Bessent Slams Newsom at Davos: Fraud, Fire, and Failed Leadership Exposed
Paul Riverbank, 1/22/2026Treasury Secretary Bessent blasts Newsom at Davos, spotlighting scandals and federal probes into California.
Treasury Secretary Scott Bessent showed little restraint at Davos this week, making it starkly clear where he stands on California’s Governor Gavin Newsom. On stage—framed by the snowy Alpine glare, coalition chatter, and the hum of global media—Bessent didn’t simply question Newsom’s policy record. He took aim, almost theatrically, at the governor’s entire persona.
Newsom, Bessent quipped, struck him as a blend of “Patrick Bateman meets Sparkle Beach Ken”—a jab loaded with references plenty in the business crowd seemed to catch. But this wasn’t just about style or boardroom banter. The substance followed hard: Bessent painted Newsom as essentially tone-deaf on economic matters, suggesting he was “perhaps the only Californian who knows less about economics than Kamala Harris.” The audience stirred, some stifling grins, others bristling at the barb.
He wasted no time rattling off grievances. Bessent cited California’s accelerating exodus—families abandoning the state for more affordable homes and lower taxes elsewhere—as evidence of failed leadership. He called out Sacramento’s swollen budget shortfall, and pointed to California’s chronic homelessness, which has become a running story on both coasts. Even those living in the exclusive Palisades, Bessent noted, hadn’t been spared: wildfires had torched homes there too, underscoring, in his telling, a climate of mismanagement.
The Treasury Secretary’s message, though, went deeper than a political roast. “He is here hobnobbing with the global elite while his California citizens are still homeless. Shame on him,” Bessent declared, using the grandeur of the room as a spotlight on what he insisted were misplaced priorities.
If critics thought he was done, they misread the moment. Bessent circled back to the pandemic, a period that, for many Californians, is still a raw memory. He invoked the now-infamous episode at the French Laundry, a dinner that became a symbol—for some—of hypocrisy: “He’s here this week with his billionaire sugar daddy, Alex Soros. And Davos is a perfect place for a man who, when everyone else was on lockdown, when he was having people arrested for going to church, he was having $1,000 a night meals at the French Laundry.”
For the business and political elite in the room, the exchange was more than just tit-for-tat. It was edged with real stakes. Bessent made clear the Trump administration intends to bring the fight directly to California, launching a crackdown on “waste, fraud, and abuse.” Investigations are already underway into billions of dollars in federal childcare and family assistance funds—ten billion, frozen across five states, with California a central player in the probe.

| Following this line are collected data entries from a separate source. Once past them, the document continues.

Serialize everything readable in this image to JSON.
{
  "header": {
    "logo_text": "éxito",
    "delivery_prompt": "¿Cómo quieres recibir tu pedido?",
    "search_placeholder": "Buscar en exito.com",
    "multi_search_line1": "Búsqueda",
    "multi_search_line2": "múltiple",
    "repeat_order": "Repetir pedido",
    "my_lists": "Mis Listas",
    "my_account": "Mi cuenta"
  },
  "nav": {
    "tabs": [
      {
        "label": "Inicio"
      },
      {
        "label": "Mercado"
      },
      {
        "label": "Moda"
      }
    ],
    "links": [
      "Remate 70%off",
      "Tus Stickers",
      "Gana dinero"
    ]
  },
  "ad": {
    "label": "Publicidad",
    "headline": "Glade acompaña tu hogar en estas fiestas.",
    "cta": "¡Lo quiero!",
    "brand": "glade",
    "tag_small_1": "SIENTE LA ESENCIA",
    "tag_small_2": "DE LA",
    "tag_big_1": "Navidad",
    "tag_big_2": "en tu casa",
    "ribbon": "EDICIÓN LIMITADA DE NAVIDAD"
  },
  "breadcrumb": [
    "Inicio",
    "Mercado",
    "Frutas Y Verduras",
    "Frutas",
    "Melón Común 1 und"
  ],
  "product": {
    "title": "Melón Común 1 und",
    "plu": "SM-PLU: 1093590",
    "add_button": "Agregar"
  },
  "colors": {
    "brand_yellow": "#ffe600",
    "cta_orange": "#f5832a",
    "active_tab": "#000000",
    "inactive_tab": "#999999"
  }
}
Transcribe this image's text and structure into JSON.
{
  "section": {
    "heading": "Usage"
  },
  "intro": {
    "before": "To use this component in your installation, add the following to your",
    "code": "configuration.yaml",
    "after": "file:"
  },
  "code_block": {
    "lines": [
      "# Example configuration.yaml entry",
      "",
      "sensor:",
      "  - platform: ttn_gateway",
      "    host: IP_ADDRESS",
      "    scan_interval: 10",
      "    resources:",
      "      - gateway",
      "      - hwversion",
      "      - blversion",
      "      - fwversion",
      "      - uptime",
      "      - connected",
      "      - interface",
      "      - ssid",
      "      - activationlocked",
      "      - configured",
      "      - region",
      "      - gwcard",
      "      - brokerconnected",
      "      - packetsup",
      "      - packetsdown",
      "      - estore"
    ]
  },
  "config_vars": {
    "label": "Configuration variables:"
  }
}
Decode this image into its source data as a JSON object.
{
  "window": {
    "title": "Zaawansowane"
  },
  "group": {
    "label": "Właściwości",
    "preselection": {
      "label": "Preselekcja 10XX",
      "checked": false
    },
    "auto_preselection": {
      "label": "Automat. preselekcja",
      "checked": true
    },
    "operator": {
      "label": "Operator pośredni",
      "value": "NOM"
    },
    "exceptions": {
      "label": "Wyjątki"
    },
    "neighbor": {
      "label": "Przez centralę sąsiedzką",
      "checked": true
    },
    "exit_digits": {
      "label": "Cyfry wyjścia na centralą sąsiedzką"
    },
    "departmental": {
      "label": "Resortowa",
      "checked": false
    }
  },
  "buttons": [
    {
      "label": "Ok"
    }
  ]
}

The tremors have already reached Newsom’s inner circle. Dana Williamson, Newsom’s former chief of staff, faces federal charges of conspiracy, fraud, and obstruction. Data released by the Department of Government Efficiency are damning: California reportedly accounted for a staggering $305 million out of $382 million in fraudulent unemployment payments since 2020.
With the Department of Justice now dedicating a specialized division to root out such fraud—Minnesota the first target, California up next—the pressure is on, and the headlines keep on coming.
As the dust settled in the conference hall, Bessent offered one final, icy summation: “He is too smug, too self-absorbed, and too economically illiterate to know anything.” A stinging closer, punctuating a week in Davos that may well echo back home.
Governor Newsom, for his part, did not remain silent. From another podium, he called on world leaders to “stand tall and firm and have a backbone” as Donald Trump signaled his return. While his remarks found applause among allies, Bessent’s accusations and the looming investigations ensured the glare would follow Newsom back to Sacramento.
It’s easy to focus on the flash and spectacle of such high-octane public spats. Davos, after all, is rarely dull. But for Californians outside the swirl of the Alps—those facing rising rents, job instability, or just watching the news with growing skepticism—the question looms: Do these speeches signal anything more than political theatre? Will they translate into safer streets, more jobs, or a reversal in trust toward those in office?
That, perhaps, is the real story. Not who wins the war of words in the snow, but who manages to deliver genuine solutions when the spotlight fades.